Wie könnte man dann ohne Unterversorgung die Lage der Pflege verbessern? Der „Pflexit“ aus der Pflege hat vor 5 Jahren begonnen: Pflegekräfte wechseln in die Wirtschaft und Industrie, weil dort die Bedingungen und die Bezahlung fairer sind. Die #PflegeComeBack-Studie (November 2018) hat gezeigt, dass viele ehemalige Pflegekräfte zurückkehren würden, wenn die Konditionen nur stimmen würden. Die Lösung des Pflegenotstandes liegt also auf der Hand: Menschenwürdige Personalschlüssel und faire Tarifverträge – nicht bloß Pflegemindestlohn oder Betriebsvereinbarungen.

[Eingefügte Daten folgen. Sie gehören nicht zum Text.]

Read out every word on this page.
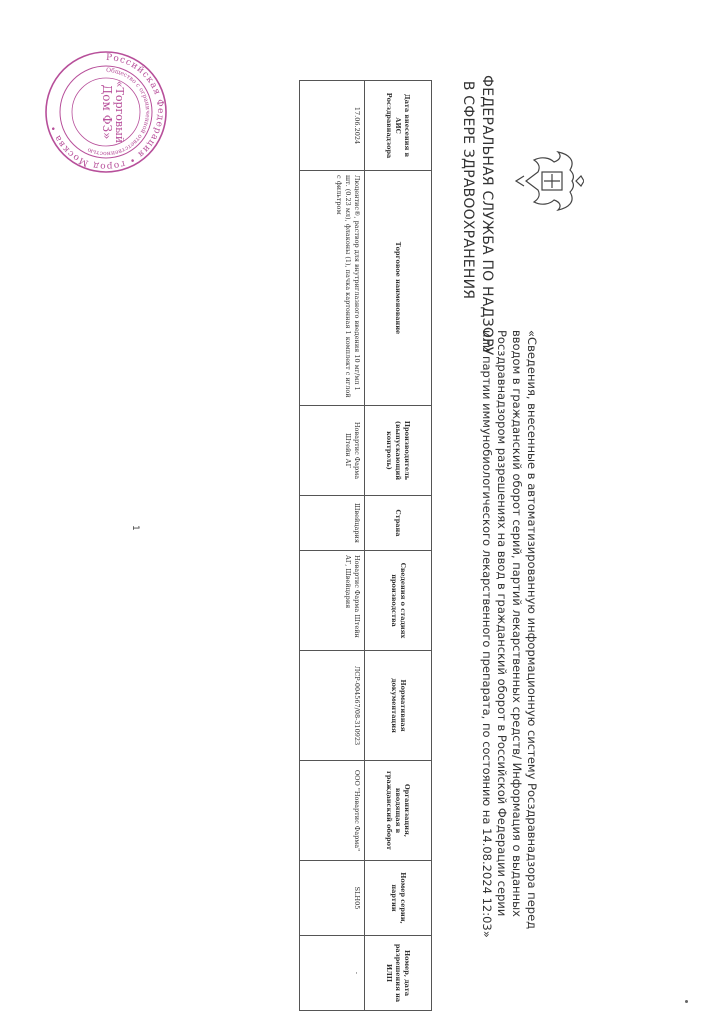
ФЕДЕРАЛЬНАЯ СЛУЖБА ПО НАДЗОРУ
В СФЕРЕ ЗДРАВООХРАНЕНИЯ
«Сведения, внесенные в автоматизированную информационную систему Росздравнадзора перед вводом в гражданский оборот серий, партий лекарственных средств/ Информация о выданных Росздравнадзором разрешениях на ввод в гражданский оборот в Российской Федерации серии или партии иммунобиологического лекарственного препарата, по состоянию на 14.08.2024 12:03»
Дата внесения в АИС Росздравнадзора	Торговое наименование	Производитель (выпускающий контроль)	Страна	Сведения о стадиях производства	Нормативная документация	Организация, вводящая в гражданский оборот	Номер серии, партии	Номер, дата разрешения на ИЛП
17.06.2024	Люцентис®, раствор для внутриглазного введения 10 мг/мл 1 шт. (0.23 мл), флаконы (1), пачка картонная 1 комплект с иглой с фильтром	Новартис Фарма Штейн АГ	Швейцария	Новартис Фарма Штейн АГ, Швейцария	ЛСР-004567/08-310923	ООО "Новартис Фарма"	SLH05	-
1
Российская Федерация • город Москва •
Общество с ограниченной ответственностью
«Торговый
Дом ФЗ»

In Thüringen ist in der Pflegelandschaft sehr kritisch zu betrachten, es viel zu wenige Einrichtungen mit tariflicher Bindung: Dadurch konnten sich die Rahmenbedingungen nach und nach deutlich verschlechtern. Anstelle davon, den Pflegeberuf attraktiver zu machen, ziehen viele Arbeitgeber es eher vor, ausländische Fachkräfte zu rekrutieren und deren Qualifikationen – einschl. Sprachkenntnisse – hier anerkennen zu lassen: die Provision pro Kopf liegt bei etwa 10.000 €. Nur: Viele sind wirklich nicht ausreichend qualifiziert, und bleiben nicht lange – und viele, die gut qualifiziert sind, wollen nicht in die ostdeutsche Provinz, sondern zu den westdeutschen Großstädten. Auf ausländische Pflegefachkräfte werden wir nicht verzichten können, aber sie sind keinen Ersatz für die erforderliche gründliche Reform der Beschäftigungsbedingungen in der Pflege.
Bei einem Flächentarifvertrag Pflege mit einer fairen Bezahlung, einem guten Pflegeschlüssel, familienfreundlicheren Arbeitszeiten und attraktiven Weiterqualifizierungsmöglichkeiten wären mehr Pflegekräfte auf dem Markt, und der Wettbewerbsnachteil der Altenpflege gegenüber den Krankenhäusern würde wegfallen. Außerdem hätten die Pflegekräfte dann mehr Zeit und Kraft, sich um das Wohlergehen der alten Menschen zu kümmern, also nicht bloß „satt und sauber“.